'De-Identifying' Student Data Is Key for Protecting Privacy
School districts and the companies that work with them need to put a greater emphasis on ensuring that the massive amounts of student data collected every year are cleared of identifying information before records are shared or released to outside organizations.
While many districts and vendors are contemplating how to keep student information confidential, the “de-identification” of sensitive student data is not always technically simple to do, and a lack of resources means some districts are ill-equipped for the task, said Jules Polonetsky, the executive director of the Future of Privacy Forum.
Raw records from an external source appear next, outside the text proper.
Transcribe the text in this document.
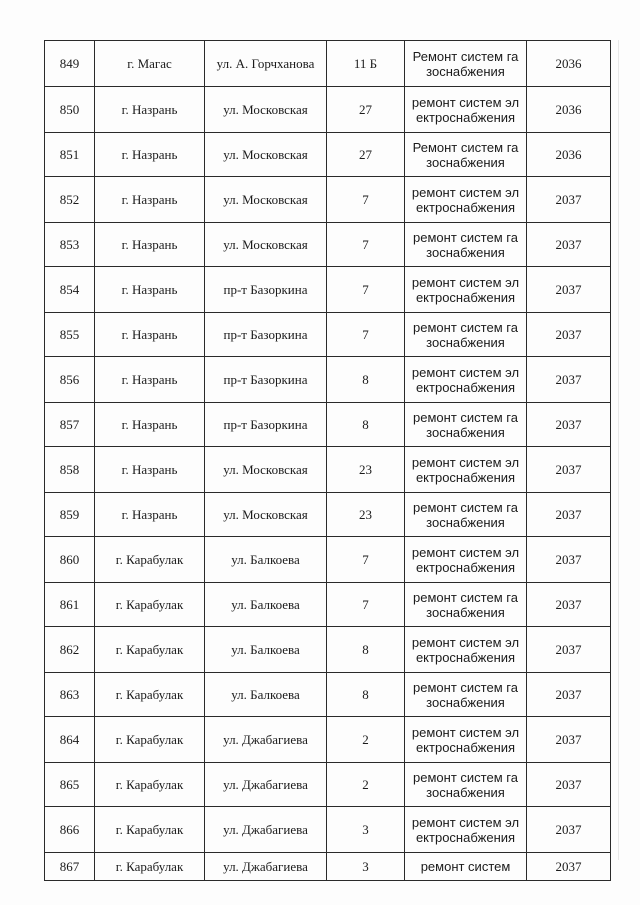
849	г. Магас	ул. А. Горчханова	11 Б	Ремонт систем газоснабжения	2036
850	г. Назрань	ул. Московская	27	ремонт систем электроснабжения	2036
851	г. Назрань	ул. Московская	27	Ремонт систем газоснабжения	2036
852	г. Назрань	ул. Московская	7	ремонт систем электроснабжения	2037
853	г. Назрань	ул. Московская	7	ремонт систем газоснабжения	2037
854	г. Назрань	пр-т Базоркина	7	ремонт систем электроснабжения	2037
855	г. Назрань	пр-т Базоркина	7	ремонт систем газоснабжения	2037
856	г. Назрань	пр-т Базоркина	8	ремонт систем электроснабжения	2037
857	г. Назрань	пр-т Базоркина	8	ремонт систем газоснабжения	2037
858	г. Назрань	ул. Московская	23	ремонт систем электроснабжения	2037
859	г. Назрань	ул. Московская	23	ремонт систем газоснабжения	2037
860	г. Карабулак	ул. Балкоева	7	ремонт систем электроснабжения	2037
861	г. Карабулак	ул. Балкоева	7	ремонт систем газоснабжения	2037
862	г. Карабулак	ул. Балкоева	8	ремонт систем электроснабжения	2037
863	г. Карабулак	ул. Балкоева	8	ремонт систем газоснабжения	2037
864	г. Карабулак	ул. Джабагиева	2	ремонт систем электроснабжения	2037
865	г. Карабулак	ул. Джабагиева	2	ремонт систем газоснабжения	2037
866	г. Карабулак	ул. Джабагиева	3	ремонт систем электроснабжения	2037
867	г. Карабулак	ул. Джабагиева	3	ремонт систем	2037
“De-identification isn’t easy,” Polonetsky said. “It’s really hard when you’re dealing with an open system like schools, where parents, volunteers, and teachers need access to student data for collaboration, but at the same time we want the best standards of privacy control.”
To shed light on the legal and technical gray area involving the sharing and use of student data, the forum released a paper this month on the de-identification of sensitive student information.
Ideally, that process involves purging student records of any information directly linked to an individual student, as well as removing or obscuring any indirect information that could allow others to figure out who a student is, before the records are shared with a third party.
But that is easier said than done in an era in which students generate significant amounts of digital information, data brokers use public and private sources to amass extensive profiles of individuals, and researchers and vendors use increasingly advanced statistical and mathematical techniques in the course of everyday business.
Room for Interpretation
Personally identifiable information generally includes a student’s name and address, the names of family members, and such individual identifiers as a Social Security number or student ID. Examples of indirect identifiers might include a student’s date and place of birth, race, religion, weight, financial information, and mother’s maiden name.
“De-identification” of student data is the process of purging or altering identifiable information from student records before it is shared with organizations outside the school district. Personally identifiable information generally includes a student’s name and address, the names of family members, and personal identifiers, such as Social Security number or student ID. Indirect identifiers might include the student’s date and place of birth, race, religion, weight, financial information, or mother’s maiden name.
Three key techniques for de-identifying student data include:
• Blurring: Reducing the precision of disclosed data to minimize individual identification. This may involve grouping data into broader categories so unique cases are not highlighted. For example, student information might be placed in a “minority” category rather than individual categories, such as African-American or Hispanic.
• Perturbation: Making small changes to data to prevent individual identification from unique or rare population groups. Some data can be swapped among individuals for analyses in which certain factors don’t matter. For instance, if birthplace is irrelevant, one student’s birthplace can be switched with another’s.
• Suppression: Removing some forms of data, such as race or place of birth, altogether to prevent individual identification, particularly within small groups.
At the federal level, the handling of such information is governed primarily by the federal Family Educational Rights and Privacy Act. FERPA, as the law is commonly known, “prohibits the disclosure of education records containing personally identifiable student data without parent or eligible student consent,” according to the forum’s paper.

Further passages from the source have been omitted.